Stints at Sewanee Writers’ Conference and Bread Loaf Writers’ Conference helped Talley develop her chops in storytelling—mysteries in particular. She entered her first work, Sing It to Her Bones, in an annual conference contest and was surprised when she won. Agents phoned, unsolicited, to represent her, and she got a three-book deal with Bantam Dell publishing.

Readers of mysteries enjoy the goosebumps, the waves of hope elicited by the protagonists, the hair-raising climaxes, and the releases that follow. But for mystery writers, the motivations may be different.

Says Talley, “I don’t have to tell you that the real world is a messy, violent, frequently unjust place. Mysteries can be a respite. In my fictional world, I call the shots. Justice is served and the villain suitably punished. I love the puzzle aspect of the mystery, planting clues and dropping red herrings. As for me, personally, there have been a lot of people in my life who needed to die. In a mystery, I can bump them off with a stroke of my pen, and it’s cheaper than a therapist. I find many literary ‘book club’ novels deeply depressing, and as for romance, well, I’ve met a lot of people I’ve wanted to kill, but very few that I’d want to sleep with.”

Protagonist Ives, whom Talley describes as “a bit like a superannuated Nancy Drew,” has some things in common with her creator. She, too, is a breast-cancer survivor who loves to sail and is married to a professor at the Naval Academy. “She’s funnier than I am, though,” says Talley, “and braver. Younger and prettier, too, although just as curious and fiercely independent.”

Reflecting in the study.
Photo by Caitlyn Mae

Talley writes first drafts in long hand, during which Ives offers wry comments on what’s going on around her. She edits her first drafts while typing them into the computer, then prints out the novel triple spaced and goes somewhere quiet for more editing, eventually sharing her revisions with her writing groups. The process takes about a year. She’s been with an Annapolis mystery critique group since 1996, which first met at “the late, much lamented Mystery Tales Bookshop in West Annapolis” and now at Barnes & Noble, and also belongs to one in Hope Town, Bahamas, where she and her husband sail during the winter.

In the wake of her novels, Talley has left a trail of bodies, in Eastport and Ginger Cove, on the stage at Mahan Hall, on the DC Metro, one floating face down in the South River, and elsewhere.

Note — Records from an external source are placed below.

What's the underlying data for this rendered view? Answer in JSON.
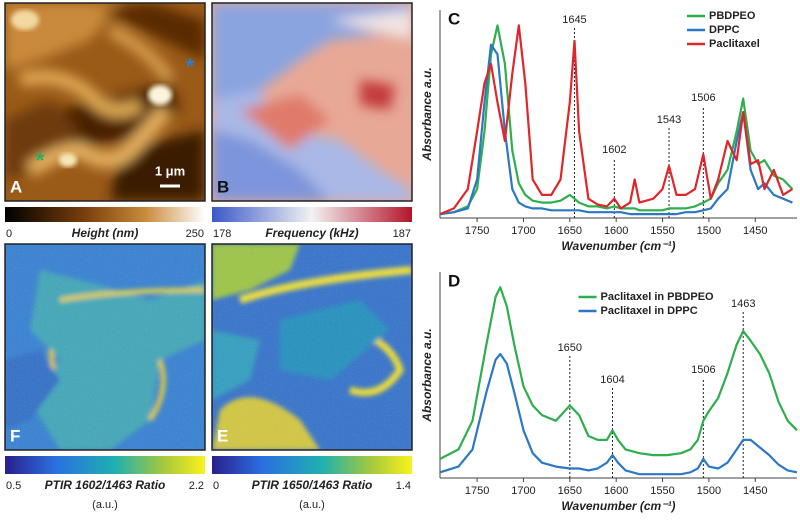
{
  "images": [
    {
      "letter": "A",
      "colorbar": {
        "min": 0,
        "max": 250,
        "label": "Height (nm)"
      }
    },
    {
      "letter": "B",
      "colorbar": {
        "min": 178,
        "max": 187,
        "label": "Frequency (kHz)"
      }
    },
    {
      "letter": "F",
      "colorbar": {
        "min": 0.5,
        "max": 2.2,
        "label": "PTIR 1602/1463 Ratio",
        "unit": "(a.u.)"
      }
    },
    {
      "letter": "E",
      "colorbar": {
        "min": 0,
        "max": 1.4,
        "label": "PTIR 1650/1463 Ratio",
        "unit": "(a.u.)"
      }
    }
  ],
  "scale_bar": "1 μm",
  "markers": [
    "*",
    "*"
  ],
  "chart_data": [
    {
      "type": "line",
      "panel": "C",
      "x_label": "Wavenumber (cm⁻¹)",
      "y_label": "Absorbance a.u.",
      "xlim": [
        1790,
        1405
      ],
      "xticks": [
        1750,
        1700,
        1650,
        1600,
        1550,
        1500,
        1450
      ],
      "ylim": [
        0,
        1.08
      ],
      "legend": "upper right",
      "peak_marks": [
        1645,
        1602,
        1543,
        1506
      ],
      "x": [
        1790,
        1775,
        1760,
        1750,
        1742,
        1735,
        1728,
        1720,
        1712,
        1705,
        1698,
        1690,
        1680,
        1670,
        1660,
        1650,
        1645,
        1640,
        1630,
        1620,
        1610,
        1602,
        1595,
        1585,
        1580,
        1575,
        1560,
        1550,
        1543,
        1535,
        1525,
        1515,
        1506,
        1498,
        1490,
        1480,
        1470,
        1463,
        1455,
        1447,
        1440,
        1430,
        1420,
        1410
      ],
      "series": [
        {
          "name": "PBDPEO",
          "color": "#2eae4e",
          "values": [
            0.02,
            0.03,
            0.06,
            0.15,
            0.45,
            0.85,
            1.0,
            0.8,
            0.35,
            0.18,
            0.12,
            0.09,
            0.08,
            0.08,
            0.09,
            0.12,
            0.1,
            0.08,
            0.06,
            0.06,
            0.05,
            0.06,
            0.05,
            0.05,
            0.05,
            0.04,
            0.04,
            0.04,
            0.05,
            0.05,
            0.05,
            0.06,
            0.08,
            0.1,
            0.18,
            0.25,
            0.45,
            0.62,
            0.35,
            0.28,
            0.3,
            0.22,
            0.2,
            0.15
          ]
        },
        {
          "name": "DPPC",
          "color": "#2c78c4",
          "values": [
            0.02,
            0.03,
            0.05,
            0.2,
            0.6,
            0.9,
            0.85,
            0.45,
            0.15,
            0.08,
            0.06,
            0.05,
            0.05,
            0.04,
            0.04,
            0.04,
            0.04,
            0.04,
            0.03,
            0.03,
            0.03,
            0.03,
            0.03,
            0.02,
            0.02,
            0.02,
            0.02,
            0.02,
            0.02,
            0.02,
            0.03,
            0.03,
            0.04,
            0.05,
            0.1,
            0.15,
            0.4,
            0.55,
            0.25,
            0.15,
            0.18,
            0.12,
            0.1,
            0.08
          ]
        },
        {
          "name": "Paclitaxel",
          "color": "#e0262a",
          "values": [
            0.02,
            0.05,
            0.15,
            0.45,
            0.7,
            0.8,
            0.6,
            0.4,
            0.75,
            1.0,
            0.7,
            0.2,
            0.12,
            0.12,
            0.2,
            0.6,
            0.92,
            0.45,
            0.1,
            0.07,
            0.06,
            0.1,
            0.05,
            0.08,
            0.2,
            0.08,
            0.1,
            0.15,
            0.27,
            0.12,
            0.12,
            0.15,
            0.33,
            0.1,
            0.2,
            0.4,
            0.3,
            0.55,
            0.28,
            0.3,
            0.15,
            0.25,
            0.12,
            0.15
          ]
        }
      ]
    },
    {
      "type": "line",
      "panel": "D",
      "x_label": "Wavenumber (cm⁻¹)",
      "y_label": "Absorbance a.u.",
      "xlim": [
        1790,
        1405
      ],
      "xticks": [
        1750,
        1700,
        1650,
        1600,
        1550,
        1500,
        1450
      ],
      "ylim": [
        0,
        1.08
      ],
      "legend": "upper center",
      "peak_marks": [
        1650,
        1604,
        1506,
        1463
      ],
      "x": [
        1790,
        1770,
        1755,
        1740,
        1730,
        1725,
        1718,
        1710,
        1700,
        1690,
        1680,
        1665,
        1650,
        1640,
        1630,
        1620,
        1610,
        1604,
        1598,
        1590,
        1575,
        1560,
        1545,
        1530,
        1520,
        1512,
        1506,
        1500,
        1490,
        1480,
        1470,
        1463,
        1455,
        1445,
        1435,
        1425,
        1415,
        1405
      ],
      "series": [
        {
          "name": "Paclitaxel in PBDPEO",
          "color": "#2eae4e",
          "values": [
            0.1,
            0.15,
            0.3,
            0.7,
            0.95,
            1.0,
            0.9,
            0.7,
            0.48,
            0.38,
            0.33,
            0.3,
            0.38,
            0.33,
            0.22,
            0.2,
            0.2,
            0.25,
            0.2,
            0.15,
            0.13,
            0.12,
            0.12,
            0.13,
            0.15,
            0.2,
            0.3,
            0.35,
            0.42,
            0.55,
            0.7,
            0.77,
            0.72,
            0.65,
            0.55,
            0.4,
            0.3,
            0.25
          ]
        },
        {
          "name": "Paclitaxel in DPPC",
          "color": "#2c78c4",
          "values": [
            0.03,
            0.06,
            0.15,
            0.45,
            0.62,
            0.65,
            0.6,
            0.45,
            0.25,
            0.13,
            0.08,
            0.06,
            0.05,
            0.05,
            0.04,
            0.05,
            0.08,
            0.12,
            0.08,
            0.04,
            0.02,
            0.02,
            0.02,
            0.02,
            0.03,
            0.05,
            0.1,
            0.06,
            0.05,
            0.08,
            0.15,
            0.2,
            0.2,
            0.16,
            0.12,
            0.07,
            0.04,
            0.03
          ]
        }
      ]
    }
  ]
}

She aims for accuracy: “If someone tosses a bloody knife into a dumpster behind McGarvey’s Saloon, there’ll be a dumpster there.” One fan wrote to Talley that she took a tour of Annapolis, visiting all the local sites that Ives did. “Maybe I should produce an annotated tourist map?” she muses.

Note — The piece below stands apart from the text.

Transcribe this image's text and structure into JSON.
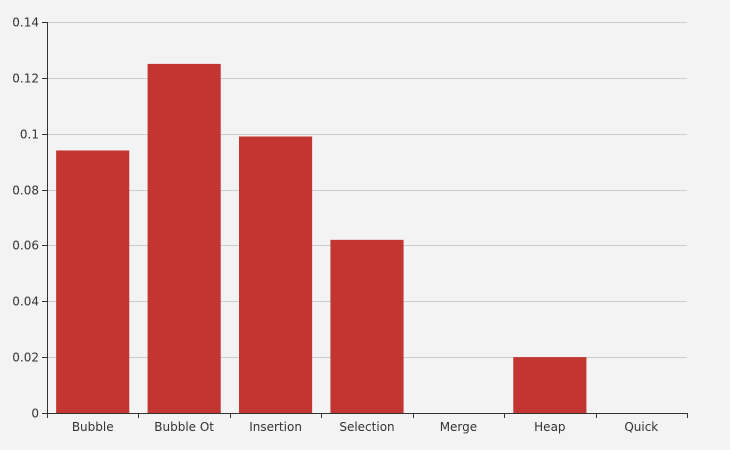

If only there were time. Once Talley finishes a book, she looks to TV and newspapers for potential future story hooks. Finding one, she asks, “How can I get Hannah believably involved in this?” Then she dives into research. For recently submitted work, she gets back suggested changes from editors, then copyeditors take a crack, followed by her own set of proofs. After publication, Talley supports the work with readings. She pays little attention to debates about formats—print or electronic. What’s most important is fair compensation and that people want to read what she writes. “We write the best novel we can, deliver it to our publishers, sit back, and go with the flow.”